Shanghvi, Siddharth Dhanvant. The Last Song of Dusk. New York: Random House, 2006. Sometimes the prose is really beautiful and sometimes it's just really......gay. Yes, adjectives are our friends and helpers, but only if we use them properly. I think I like this book. I have a little bit of a hard time with magical realism. Give me time. This book was incredibly sad. The narrator keeps alluding to sadness and you know it's coming and you can see how it's going to happen and then it comes and you're not ready. Gah. There were also some graphically sad stories. It felt disjointed in some places. Maybe it was supposed to be that way. Again, magical realism messes me up.
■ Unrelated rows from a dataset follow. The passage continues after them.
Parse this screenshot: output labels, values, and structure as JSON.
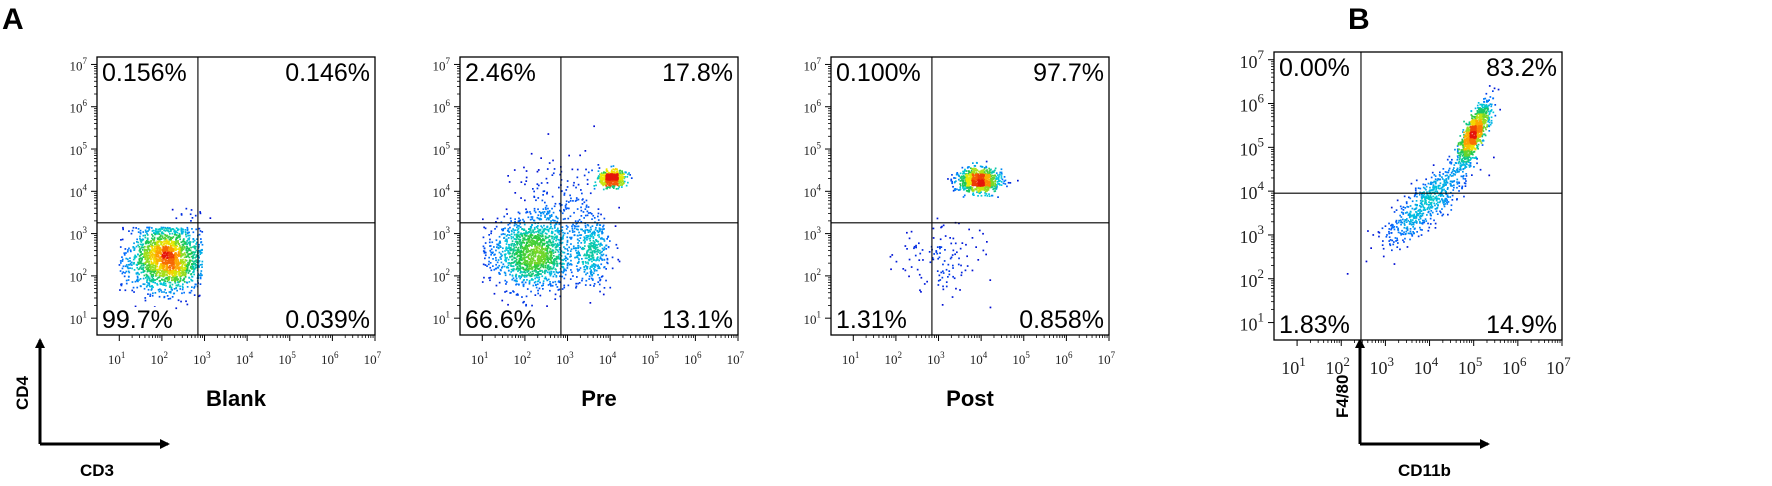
{
  "figure": {
    "panel_a_letter": "A",
    "panel_b_letter": "B",
    "panel_a_x_axis": "CD3",
    "panel_a_y_axis": "CD4",
    "panel_b_x_axis": "CD11b",
    "panel_b_y_axis": "F4/80"
  },
  "chart_data": [
    {
      "type": "scatter",
      "panel": "A",
      "title": "Blank",
      "xlabel": "CD3",
      "ylabel": "CD4",
      "x_scale": "log",
      "y_scale": "log",
      "xlim": [
        3,
        10000000.0
      ],
      "ylim": [
        4,
        15000000.0
      ],
      "x_ticks": [
        "10^1",
        "10^2",
        "10^3",
        "10^4",
        "10^5",
        "10^6",
        "10^7"
      ],
      "y_ticks": [
        "10^1",
        "10^2",
        "10^3",
        "10^4",
        "10^5",
        "10^6",
        "10^7"
      ],
      "gates": {
        "x": 700,
        "y": 1800
      },
      "quadrants": {
        "top_left": "0.156%",
        "top_right": "0.146%",
        "bottom_left": "99.7%",
        "bottom_right": "0.039%"
      },
      "populations": [
        {
          "n": 1700,
          "center_log10": [
            2.1,
            2.4
          ],
          "spread_log10": [
            0.42,
            0.38
          ],
          "min_log10": [
            1.0,
            1.0
          ],
          "max_log10": [
            2.95,
            3.15
          ]
        },
        {
          "n": 14,
          "center_log10": [
            2.5,
            3.4
          ],
          "spread_log10": [
            0.25,
            0.15
          ]
        }
      ]
    },
    {
      "type": "scatter",
      "panel": "A",
      "title": "Pre",
      "xlabel": "CD3",
      "ylabel": "CD4",
      "x_scale": "log",
      "y_scale": "log",
      "xlim": [
        3,
        10000000.0
      ],
      "ylim": [
        4,
        15000000.0
      ],
      "x_ticks": [
        "10^1",
        "10^2",
        "10^3",
        "10^4",
        "10^5",
        "10^6",
        "10^7"
      ],
      "y_ticks": [
        "10^1",
        "10^2",
        "10^3",
        "10^4",
        "10^5",
        "10^6",
        "10^7"
      ],
      "gates": {
        "x": 700,
        "y": 1800
      },
      "quadrants": {
        "top_left": "2.46%",
        "top_right": "17.8%",
        "bottom_left": "66.6%",
        "bottom_right": "13.1%"
      },
      "populations": [
        {
          "n": 1400,
          "center_log10": [
            2.2,
            2.55
          ],
          "spread_log10": [
            0.48,
            0.42
          ],
          "min_log10": [
            1.0,
            1.0
          ],
          "max_log10": [
            3.3,
            3.6
          ]
        },
        {
          "n": 450,
          "center_log10": [
            4.05,
            4.3
          ],
          "spread_log10": [
            0.16,
            0.1
          ]
        },
        {
          "n": 350,
          "center_log10": [
            3.6,
            2.55
          ],
          "spread_log10": [
            0.2,
            0.4
          ],
          "min_log10": [
            3.0,
            0.9
          ]
        },
        {
          "n": 200,
          "center_log10": [
            2.8,
            3.6
          ],
          "spread_log10": [
            0.55,
            0.55
          ]
        }
      ]
    },
    {
      "type": "scatter",
      "panel": "A",
      "title": "Post",
      "xlabel": "CD3",
      "ylabel": "CD4",
      "x_scale": "log",
      "y_scale": "log",
      "xlim": [
        3,
        10000000.0
      ],
      "ylim": [
        4,
        15000000.0
      ],
      "x_ticks": [
        "10^1",
        "10^2",
        "10^3",
        "10^4",
        "10^5",
        "10^6",
        "10^7"
      ],
      "y_ticks": [
        "10^1",
        "10^2",
        "10^3",
        "10^4",
        "10^5",
        "10^6",
        "10^7"
      ],
      "gates": {
        "x": 700,
        "y": 1800
      },
      "quadrants": {
        "top_left": "0.100%",
        "top_right": "97.7%",
        "bottom_left": "1.31%",
        "bottom_right": "0.858%"
      },
      "populations": [
        {
          "n": 800,
          "center_log10": [
            3.95,
            4.25
          ],
          "spread_log10": [
            0.25,
            0.14
          ]
        },
        {
          "n": 120,
          "center_log10": [
            3.0,
            2.5
          ],
          "spread_log10": [
            0.55,
            0.45
          ]
        }
      ]
    },
    {
      "type": "scatter",
      "panel": "B",
      "title": "",
      "xlabel": "CD11b",
      "ylabel": "F4/80",
      "x_scale": "log",
      "y_scale": "log",
      "xlim": [
        3,
        10000000.0
      ],
      "ylim": [
        4,
        15000000.0
      ],
      "x_ticks": [
        "10^1",
        "10^2",
        "10^3",
        "10^4",
        "10^5",
        "10^6",
        "10^7"
      ],
      "y_ticks": [
        "10^1",
        "10^2",
        "10^3",
        "10^4",
        "10^5",
        "10^6",
        "10^7"
      ],
      "gates": {
        "x": 280,
        "y": 9000
      },
      "quadrants": {
        "top_left": "0.00%",
        "top_right": "83.2%",
        "bottom_left": "1.83%",
        "bottom_right": "14.9%"
      },
      "populations": [
        {
          "n": 1000,
          "center_log10": [
            5.0,
            5.3
          ],
          "spread_log10": [
            0.18,
            0.35
          ],
          "correlation": 0.8
        },
        {
          "n": 600,
          "center_log10": [
            3.9,
            3.7
          ],
          "spread_log10": [
            0.5,
            0.5
          ],
          "correlation": 0.85
        }
      ]
    }
  ]
}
Thomas, Scarlett. PopCo. Orlando: HarperCollins, 2004. I read another book of Thomas's earlier this year. I'm starting to see a theme: unconventional and brilliant young woman with a troubled family background finds out some kind of secret. Some form of science, philosophy, literature, math, homeopathy, and flashbacks are utilized to help her sort out her moral dilemmas and solve the mystery at hand. She encounters a talk, dark, and handsomely troubled man who falls in love with her even though she's supposed to be too quirky to have good relationships. So in this story we have a young woman who dresses badly and believes in homeopathy and makes her living coming up with ideas for spy kits for a toy company. She goes to a retreat, finds out some things about the code for a hidden treasure that her grandfather already knew about (which, by the way has absolutely nothing to do with the plot except reveal to us how smart and creative our author is in spending so much time on codebreaking things), hooks up with a vegan who waits on her hand and foot when she gets a bad cold because he's somehow in love with her after (if I remember right) just three sexual encounters. Maybe this is magical realism, too. Anyway, corporations are evil, you should think about where your food comes from, whether or not your child actually needs that toy, and you actually need that medicine and yes, yes, you can change the system from the inside if you get to join some kind of supersecret Project Mayhem-esque organization, like our off-beat heroine. I hope I didn't spoil the ending for anyone with that last part. These are basically just fun books to read when the weather's bad or you're sick and needing a good story, although the parts about guerrilla advertising were both interesting and disturbing. Um, yea? I don't know that I'll read any more of her books. Yes, I do. I will.